Labour shortage is another major bottleneck in the industry. A major increase in Thailand’s minimum wage in 2012 has made the Thai labour market very attractive for workers from neighbouring countries, including Laos. There has also been an increase in competition for labour from other sectors in the domestic economy, such as the booming services sector as well as other manufacturing sectors, particularly those in Laos’ special economic zones. This has made it more difficult for the garment industry to find and retain labour, especially in major manufacturing hubs.
Low labour productivity in the garment industry has translated to a higher unit production cost. Laos’ minimum wage in nominal terms is quite competitive in the region, but labour productivity in the garment industry is significantly lower than that in neighbouring countries. So when labour productivity is accounted for the implied real wage is considerably higher, making the profit margin quite thin. This is especially so for the CMT-based factories in which wages cover more than half of their production costs.

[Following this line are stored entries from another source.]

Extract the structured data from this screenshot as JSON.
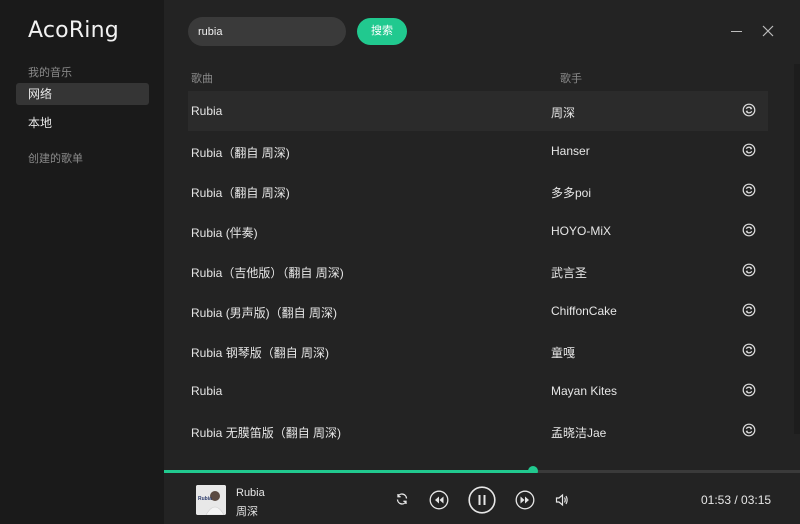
{
  "app": {
    "title": "AcoRing"
  },
  "sidebar": {
    "section_my_music": "我的音乐",
    "items": [
      {
        "label": "网络",
        "active": true
      },
      {
        "label": "本地",
        "active": false
      }
    ],
    "section_playlists": "创建的歌单"
  },
  "search": {
    "value": "rubia",
    "button_label": "搜索"
  },
  "table": {
    "col_song": "歌曲",
    "col_artist": "歌手",
    "rows": [
      {
        "title": "Rubia",
        "artist": "周深"
      },
      {
        "title": "Rubia（翻自 周深)",
        "artist": "Hanser"
      },
      {
        "title": "Rubia（翻自 周深)",
        "artist": "多多poi"
      },
      {
        "title": "Rubia (伴奏)",
        "artist": "HOYO-MiX"
      },
      {
        "title": "Rubia（吉他版）（翻自 周深)",
        "artist": "武言圣"
      },
      {
        "title": "Rubia (男声版)（翻自 周深)",
        "artist": "ChiffonCake"
      },
      {
        "title": "Rubia 钢琴版（翻自 周深)",
        "artist": "童嘎"
      },
      {
        "title": "Rubia",
        "artist": "Mayan Kites"
      },
      {
        "title": "Rubia 无膜笛版（翻自 周深)",
        "artist": "孟晓洁Jae"
      }
    ]
  },
  "player": {
    "song": "Rubia",
    "artist": "周深",
    "cover_text": "Rubia",
    "elapsed": "01:53",
    "total": "03:15",
    "time_display": "01:53 / 03:15",
    "progress": 0.58
  },
  "colors": {
    "accent": "#21c98f",
    "sidebar_bg": "#1a1a1a",
    "main_bg": "#232323"
  }
}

The Lao garment industry also lacks supporting industries. The majority of inputs are sourced from overseas, usually through their parent companies, contractors or buyers. Carton boxes are the only input that can be found domestically. The lack of domestic inputs limits the possibility of backward linkages. The small scale of the Lao garment industry coupled with the lack of experience and capabilities in the private sector have locked Lao garment factories into simple CMT services with little scope for them to integrate into regional and global supply chains. This lack of supporting industries has hindered expansion.
What can be done to support Laos’ garment industry? The immediate measure is to mobilise more labour, especially by promoting the movement of labour from the agricultural to the manufacturing sector. Wage premiums between the agriculture and manufacturing sectors will need to be sufficiently high to attract such movement. Increasing wages alone will place a higher burden on the industry. The government therefore needs to provide additional support to improve the labour productivity and to educate industrial workers about labour standards and expectations for behaviour
The Lao garment industry needs to increase its cooperation with regional garment producers — especially larger companies located in Vietnam, Thailand and Cambodia — so that it can grow together with the region. This subregional market would be better treated as a single integrated production block with a clear division of labour based on each country’s strengths and limitations.
Vanthana Nolintha is a Researcher at the National Economic Research Institute in Laos.